The first problem was an easy enough fix. I would mount this horse (more like a pony) next to my home, heroically pose for the photos, trot the horse to the end of the block, dismount the pony, get in a car, drive forty miles, and then, two blocks from the wedding venue, once again mount the horse (okay, pony) and ride into the wedding.V
As for my fear of horses? It was made even worse because the guy handling this horse, a fourteen-year-old kid, refused to feed the horse until he received payment. So the hungry horse was freaking the frack out. So I’m starting to freak the frack out.
“Don’t you have any manners?!” my uncle roared at the kid, who still refused to back down.
I stared at this horse, which is angrily stomping its hooves and bucking its head, and I visualized my tombstone: KUNAL NAYYAR, DEAD ON HIS WEDDING DAY AFTER FALL FROM HUNGRY HORSE.
My dad came over to smooth things out, as always, and took care of the payment and the kid fed the horse.
I don’t have fond memories of horses. Years ago I had taken one riding lesson, and the lesson ende
d when I fell off the horse. That was it. No riding ever again. Except this day. We trotted down one block, which felt like a hundred miles; somehow I didn’t fall, and mercifully I climbed down from that awful beast. Then I hopped in the car with my brother and father and continued on to the wedding venue.
Halfway to the wedding I realized something. “I need to take a leak.”
“Can it wait?” asked my father.
“I’m stressed, Dad. I have no control over my bladder.”
So the driver pulled over to the side of the road and—right there in public—I unzipped my fly and whipped it out.
“I need to pee, too,” my father said.
“Me, too,” said the driver.
“Yeah, what the hell,” said my brother.
So the four of us, side by side, pulled down our pants and took a huge group pee.
Ahhhhhh!
Game on.
I had survived the horse, I had been cleansed, I had been relieved of pee, and now it was just butterflies and a marriage.

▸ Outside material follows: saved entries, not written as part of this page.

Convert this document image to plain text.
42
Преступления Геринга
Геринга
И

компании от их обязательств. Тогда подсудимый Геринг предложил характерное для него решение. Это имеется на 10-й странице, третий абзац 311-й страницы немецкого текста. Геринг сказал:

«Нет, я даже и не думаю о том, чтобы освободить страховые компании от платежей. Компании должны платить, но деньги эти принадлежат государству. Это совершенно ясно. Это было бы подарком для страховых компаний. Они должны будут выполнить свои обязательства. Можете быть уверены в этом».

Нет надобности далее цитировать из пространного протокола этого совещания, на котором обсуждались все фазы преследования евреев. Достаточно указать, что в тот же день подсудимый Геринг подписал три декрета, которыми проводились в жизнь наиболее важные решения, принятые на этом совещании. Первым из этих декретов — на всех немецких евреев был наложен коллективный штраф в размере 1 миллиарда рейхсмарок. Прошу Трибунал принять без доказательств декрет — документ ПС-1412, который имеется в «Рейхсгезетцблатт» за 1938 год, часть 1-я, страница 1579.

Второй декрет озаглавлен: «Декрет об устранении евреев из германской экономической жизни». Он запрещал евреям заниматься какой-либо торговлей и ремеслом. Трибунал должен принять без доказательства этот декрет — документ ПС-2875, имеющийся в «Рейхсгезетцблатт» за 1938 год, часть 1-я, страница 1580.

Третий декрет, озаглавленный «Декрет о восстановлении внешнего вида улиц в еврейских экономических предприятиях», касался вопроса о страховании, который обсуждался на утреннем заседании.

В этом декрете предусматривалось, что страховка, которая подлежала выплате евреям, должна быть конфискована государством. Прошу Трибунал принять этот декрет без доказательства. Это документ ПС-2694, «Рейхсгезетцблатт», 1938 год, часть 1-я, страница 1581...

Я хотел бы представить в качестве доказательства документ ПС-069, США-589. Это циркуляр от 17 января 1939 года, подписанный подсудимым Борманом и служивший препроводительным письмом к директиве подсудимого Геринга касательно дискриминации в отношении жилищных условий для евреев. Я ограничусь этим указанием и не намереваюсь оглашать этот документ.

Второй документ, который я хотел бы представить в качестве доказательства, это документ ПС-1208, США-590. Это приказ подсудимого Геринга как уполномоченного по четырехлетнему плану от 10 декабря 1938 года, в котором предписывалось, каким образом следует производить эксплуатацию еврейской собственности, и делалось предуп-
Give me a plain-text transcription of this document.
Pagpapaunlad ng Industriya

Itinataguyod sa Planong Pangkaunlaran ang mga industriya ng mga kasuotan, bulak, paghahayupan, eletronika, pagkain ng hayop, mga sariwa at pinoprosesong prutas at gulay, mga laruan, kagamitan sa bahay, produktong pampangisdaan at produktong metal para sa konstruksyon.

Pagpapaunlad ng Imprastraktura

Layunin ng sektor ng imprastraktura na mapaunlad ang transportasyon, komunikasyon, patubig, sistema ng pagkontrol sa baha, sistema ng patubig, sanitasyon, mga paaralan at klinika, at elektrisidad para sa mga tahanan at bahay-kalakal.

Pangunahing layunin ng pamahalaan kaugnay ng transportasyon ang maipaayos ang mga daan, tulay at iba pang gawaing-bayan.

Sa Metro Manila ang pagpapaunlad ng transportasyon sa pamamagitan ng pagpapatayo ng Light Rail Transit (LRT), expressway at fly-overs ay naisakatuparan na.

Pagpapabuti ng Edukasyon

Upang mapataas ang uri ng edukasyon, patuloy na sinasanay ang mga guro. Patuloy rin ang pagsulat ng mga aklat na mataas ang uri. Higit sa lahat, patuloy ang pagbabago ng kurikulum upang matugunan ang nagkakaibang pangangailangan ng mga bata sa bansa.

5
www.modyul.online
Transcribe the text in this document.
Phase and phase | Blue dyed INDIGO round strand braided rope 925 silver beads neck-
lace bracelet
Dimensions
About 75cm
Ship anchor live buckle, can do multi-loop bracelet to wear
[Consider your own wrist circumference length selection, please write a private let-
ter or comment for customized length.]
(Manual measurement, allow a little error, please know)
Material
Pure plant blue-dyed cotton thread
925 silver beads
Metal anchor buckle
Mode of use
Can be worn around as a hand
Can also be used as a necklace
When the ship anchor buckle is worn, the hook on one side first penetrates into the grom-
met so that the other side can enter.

When we approached the wedding venue, the driver pulled over and I emerged from the car to find another white horse waiting to take me inside. WTF, is it the same horse? Did the horse gallop its way over here? Is it faster than cars?VI
Now full of adrenaline, I hopped on that pony. Flanked by my father and brother and friends, my sword at my side and feeling, indeed, like a king, I entered my wedding at last.
At the start of the ceremony, there’s a lovely tradition, called Milni, that matches up the men from both sides of the family. The name of my oldest uncle would be called out, then the name of Neha’s oldest uncle, then the uncles would meet in the aisle, and then they would give each other flowers and a hug. Amid this embrace they would jovially try to pick the other off the ground. Not literally; this wasn’t a competition of strength, just a ritual that represented the joining of two families. Cousins were matched with cousins, brothers with brothers.